BALTIMORE (WJZ) — Throughout the riots and looting that overtook our city during the Freddie Gray protests, several businesses stayed open despite the danger. The PNC Foundation is now recognizing one of those businesses located in the hardest hit area.
Tracey Leong explains why they chose the Enoch Pratt Free Library.
The PNC Foundation isn’t the only one to recognize the library as a beacon of hope. Students from out of state sent letters to show their support.
From the CVS burning down across the street to businesses being looted nearby, the Enoch Pratt Free Library at Pennsylvania and North avenues was at the center of the unrest during the Freddie Gray protests.
“We saw the library continued to operate through everything that was going on; it really impounded to us what a community anchor it is,” said PNC Bank Regional President Laura Gamble.
The library gave the community a sense of security and hope.
“Essential that the library be open for the community right after the riots and during the time of the unrest because people came in to apply for jobs and they came in for safety,” said Enoch Pratt Free Library CEO Carla Hayden.
The PNC Foundation honored the library with a $25,000 grant.
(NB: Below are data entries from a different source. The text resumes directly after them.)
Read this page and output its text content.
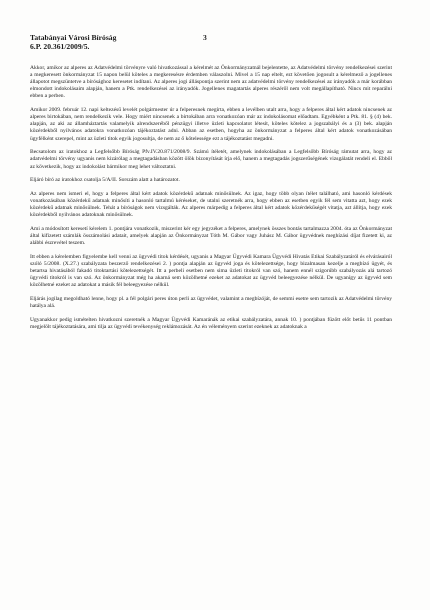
Tatabányai Városi Bíróság
6.P. 20.361/2009/5.
3

Akkor, amikor az alperes az Adatvédelmi törvényre való hivatkozással a kérelmét az Önkormányzatnál bejelentette, az Adatvédelmi törvény rendelkezései szerint a megkeresett önkormányzat 15 napon belül köteles a megkeresésre érdemben válaszolni. Mivel a 15 nap eltelt, ezt követően jogosult a kérelmező a jogellenes állapotot megszüntetve a bírósághoz keresetet indítani. Az alperes jogi álláspontja szerint nem az adatvédelmi törvény rendelkezései az irányadók a már korábban elmondott indokolásaim alapján, hanem a Ptk. rendelkezései az irányadók. Jogellenes magatartás alperes részéről nem volt megállapítható. Nincs mit reparálni ebben a perben.

Amikor 2009. február 12. napi keltezésű levelét polgármester úr a felperesnek megírta, ebben a levélben utalt arra, hogy a felperes által kért adatok nincsenek az alperes birtokában, nem rendelkezik vele. Hogy miért nincsenek a birtokában arra vonatkozóan már az indokolásomat előadtam. Egyébként a Ptk. 81. § (4) bek. alapján, az aki az államháztartás valamelyik alrendszeréből pénzügyi illetve üzleti kapcsolatot létesít, köteles kötelez a jogszabályi és a (3) bek. alapján közérdekből nyilvános adatokra vonatkozóan tájékoztatást adni. Abban az esetben, hogyha az önkormányzat a felperes által kért adatok vonatkozásában ügyfélként szerepel, mint az üzleti titok egyik jogosultja, de nem az ő kötelessége ezt a tájékoztatást megadni.

Becsatolom az iratokhoz a Legfelsőbb Bíróság Pfv.IV.20.871/2008/9. Számú ítéletét, amelynek indokolásában a Legfelsőbb Bíróság rámutat arra, hogy az adatvédelmi törvény ugyanis nem kizárólag a megtagadásban között ölök bizonyítását írja elő, hanem a megtagadás jogszerűségének vizsgálatát rendeli el. Ebből az következik, hogy az indokolást bármikor meg lehet változtatni.

Eljáró bíró az iratokhoz csatolja 5/A/II. Sorszám alatt a határozatot.

Az alperes nem ismeri el, hogy a felperes által kért adatok közérdekű adatnak minősülnek. Az igaz, hogy több olyan ítélet található, ami hasonló kérdések vonatkozásában közérdekű adatnak minősíti a hasonló tartalmú kéréseket, de utalni szeretnék arra, hogy ebben az esetben egyik fél sem vitatta azt, hogy ezek közérdekű adatnak minősülnek. Tehát a bíróságok nem vizsgálták. Az alperes márpedig a felperes által kért adatok közérdekűségét vitatja, azt állítja, hogy ezek közérdekből nyilvános adatoknak minősülnek.

Ami a módosított keresetí kérelem 1. pontjára vonatkozik, miszerint kér egy jegyzéket a felperes, amelynek összes bontás tartalmazza 2004. óta az Önkormányzat által kifizetett számlák összámolási adatait, amelyek alapján az Önkormányzat Tóth M. Gábor vagy Juhász M. Gábor ügyvédnek meghízási díjat fizetett ki, az alábbi észrevétel teszem.

Itt ebben a kérelemben figyelembe kell venni az ügyvédi titok kérdését, ugyanis a Magyar Ügyvédi Kamara Ügyvédi Hivatás Etikai Szabályzatáról és elvárásairól szóló 5/2008. (X.27.) szabályzata beszerző rendelkezései 2. ) pontja alapján az ügyvéd joga és kötelezettsége, hogy bizalmasan kezelje a megbízó ügyét, és betartsa hivatásából fakadó titoktartási kötelezettségét. Itt a perbeli esetben nem sima üzleti titokról van szó, hanem ennél szigorúbb szabályozás alá tartozó ügyvédi titokról is van szó. Az önkormányzat még ha akarná sem közölhetné ezeket az adatokat az ügyvéd beleegyezése nélkül. De ugyanígy az ügyvéd sem közölhetné ezeket az adatokat a másik fél beleegyezése nélkül.

Eljárás jogilag megoldható lenne, hogy pl. a fél polgári peres úton perli az ügyvédet, valamint a megbízóját, de semmi esetre sem tartozik az Adatvédelmi törvény hatálya alá.

Ugyanakkor pedig ismételten hivatkozni szeretnék a Magyar Ügyvédi Kamaránák az etikai szabályzatára, annak 10. ) pontjában füzött előt betűs 11 pontban megjelölt tájékoztatására, ami tilja az ügyvédi tevékenység reklámozását. Az én véleményem szerint ezeknek az adatoknak a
“We are so delighted for the grant from PNC Bank. We look forward to using it to fix our building and programming,” said library branch manager Melanie Townsend Diggs.
Helping the business continue its mission to be a positive outlet for the city’s youth and adults.
“I like reading books and getting on the computers,” said eighth grader Chance Torrence.
“This is really where I come every day. It’s my place,” said fifth grader Darell Simmons.
“It’s a lot of kids that basically in this part and instead of them doing what had happened a few weeks ago, they can come here instead of being out there,” said parent Jada Roberts.
Renovations have already started in the library and should be finished by the end of the summer.
The library will also be adding extra lighting and surveillance cameras to beef up security in that area.